1. Explains and Predicts Transition Metal Properties - the behavior of the transition metals can be baffling. Why does scandium show only the 3+ common oxidation state, but vanadium has 2+, 3+, 4+ and 5+ common oxidation states? Why does zinc react with acid, while its neighbor copper does not? Why is gold so unreactive? Why can chromium metal form both the ionic base chromium II hydroxide Cr(OH)₂ and the covalent chromic acid H₂CrO₄ ? This table addresses all of those issues and more.

2. Logical, Easy To Learn Structure - the electron orbital structures that underlie the transition metals are actually easier to learn than the behaviors themselves. This table Requires the least possible student effort to provide the greatest possible accuracy of student recall.

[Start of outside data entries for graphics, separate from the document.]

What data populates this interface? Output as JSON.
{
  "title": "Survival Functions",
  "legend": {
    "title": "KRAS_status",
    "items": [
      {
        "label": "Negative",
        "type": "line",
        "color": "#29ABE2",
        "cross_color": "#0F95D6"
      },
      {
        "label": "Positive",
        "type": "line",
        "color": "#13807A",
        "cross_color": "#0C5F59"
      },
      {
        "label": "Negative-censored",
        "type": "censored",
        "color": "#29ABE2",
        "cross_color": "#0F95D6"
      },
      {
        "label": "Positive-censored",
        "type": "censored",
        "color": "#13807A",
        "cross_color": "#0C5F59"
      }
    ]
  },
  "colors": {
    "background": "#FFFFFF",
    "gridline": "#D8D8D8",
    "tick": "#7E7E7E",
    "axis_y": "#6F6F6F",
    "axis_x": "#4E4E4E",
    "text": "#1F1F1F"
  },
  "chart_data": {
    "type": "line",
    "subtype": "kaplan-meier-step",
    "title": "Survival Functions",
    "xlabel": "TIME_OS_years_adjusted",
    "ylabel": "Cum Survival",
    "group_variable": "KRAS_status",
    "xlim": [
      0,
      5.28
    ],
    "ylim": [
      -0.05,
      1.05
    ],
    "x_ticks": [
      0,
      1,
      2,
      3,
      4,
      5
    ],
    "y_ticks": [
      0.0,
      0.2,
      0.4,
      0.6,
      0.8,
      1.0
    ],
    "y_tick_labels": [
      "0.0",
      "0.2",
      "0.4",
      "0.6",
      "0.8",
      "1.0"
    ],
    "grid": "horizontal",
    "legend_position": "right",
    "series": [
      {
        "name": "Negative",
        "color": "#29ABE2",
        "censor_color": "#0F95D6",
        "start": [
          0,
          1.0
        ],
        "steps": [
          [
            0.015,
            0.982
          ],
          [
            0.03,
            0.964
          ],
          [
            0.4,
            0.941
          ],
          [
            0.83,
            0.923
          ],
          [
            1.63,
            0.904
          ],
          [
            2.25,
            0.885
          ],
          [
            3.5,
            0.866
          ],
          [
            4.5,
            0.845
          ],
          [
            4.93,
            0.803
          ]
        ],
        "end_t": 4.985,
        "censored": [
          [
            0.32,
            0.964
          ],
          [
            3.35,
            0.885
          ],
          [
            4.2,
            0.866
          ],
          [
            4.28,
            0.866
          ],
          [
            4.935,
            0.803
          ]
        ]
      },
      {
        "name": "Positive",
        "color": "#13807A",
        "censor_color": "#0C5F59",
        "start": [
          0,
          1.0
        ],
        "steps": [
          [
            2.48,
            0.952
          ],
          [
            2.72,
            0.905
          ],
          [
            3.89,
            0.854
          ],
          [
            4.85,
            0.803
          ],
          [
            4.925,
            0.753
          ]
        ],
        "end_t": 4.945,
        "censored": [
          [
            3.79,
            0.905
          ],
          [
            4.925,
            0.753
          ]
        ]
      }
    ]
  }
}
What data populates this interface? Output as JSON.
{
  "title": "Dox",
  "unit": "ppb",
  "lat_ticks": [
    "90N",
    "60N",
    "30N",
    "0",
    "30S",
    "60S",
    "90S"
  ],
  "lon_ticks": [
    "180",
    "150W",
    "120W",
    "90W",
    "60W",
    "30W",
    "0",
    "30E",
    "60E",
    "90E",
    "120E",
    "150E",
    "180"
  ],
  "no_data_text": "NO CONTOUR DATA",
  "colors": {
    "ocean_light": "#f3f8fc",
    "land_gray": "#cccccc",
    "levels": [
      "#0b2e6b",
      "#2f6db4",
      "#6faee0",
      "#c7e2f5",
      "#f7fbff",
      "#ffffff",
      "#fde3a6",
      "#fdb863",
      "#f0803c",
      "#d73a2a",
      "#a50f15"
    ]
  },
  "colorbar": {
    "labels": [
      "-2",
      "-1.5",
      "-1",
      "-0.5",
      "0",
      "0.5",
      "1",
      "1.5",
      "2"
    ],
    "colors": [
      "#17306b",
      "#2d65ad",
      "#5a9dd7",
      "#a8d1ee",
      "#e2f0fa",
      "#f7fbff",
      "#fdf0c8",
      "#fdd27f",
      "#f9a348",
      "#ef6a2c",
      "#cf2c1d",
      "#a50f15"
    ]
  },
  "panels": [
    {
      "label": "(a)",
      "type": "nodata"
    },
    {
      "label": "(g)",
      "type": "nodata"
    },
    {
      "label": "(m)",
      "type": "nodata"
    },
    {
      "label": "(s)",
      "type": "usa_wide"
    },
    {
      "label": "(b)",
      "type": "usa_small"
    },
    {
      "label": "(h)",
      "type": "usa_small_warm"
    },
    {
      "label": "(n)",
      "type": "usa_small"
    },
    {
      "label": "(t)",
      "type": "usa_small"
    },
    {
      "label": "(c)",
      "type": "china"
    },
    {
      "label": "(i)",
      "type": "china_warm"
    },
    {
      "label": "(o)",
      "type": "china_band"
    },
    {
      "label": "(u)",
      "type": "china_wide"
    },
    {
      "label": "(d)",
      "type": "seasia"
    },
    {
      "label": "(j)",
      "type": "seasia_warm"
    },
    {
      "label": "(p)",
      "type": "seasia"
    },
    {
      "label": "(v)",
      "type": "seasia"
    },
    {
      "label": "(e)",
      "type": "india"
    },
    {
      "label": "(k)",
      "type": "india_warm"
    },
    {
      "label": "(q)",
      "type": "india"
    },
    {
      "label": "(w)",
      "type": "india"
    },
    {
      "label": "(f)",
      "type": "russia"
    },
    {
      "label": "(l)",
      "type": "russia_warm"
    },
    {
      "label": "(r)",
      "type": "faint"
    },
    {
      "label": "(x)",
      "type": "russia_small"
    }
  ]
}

Avoids the problem of "unlearning" in the future.

3. Is Scientifically Tenable - This pedagogical model of the d-block elements has fewer errors than the alternatives. Students can build upon it as they increase their knowledge of more sophisticated models.

4. Emphasizes Four Trends - First, the inner core shrinks monotonically from Group 3 to Group 12. Second, the d-orbitals shrink, but in Group 3 are extend outside the inner core. They shrink to a minimum in Group 5, grow to Group 7, shrink again to Group 9, and then disappear beneath the surface of the inner core by Groupp 12. Third, the d-electrons favor groups of 5 electrons, and 10 electrons. Thus, Group 6 and Group 11 elements tend to have just one electron in the outer s-orbital. Fourth, the s-orbitals remain relatively constant in size.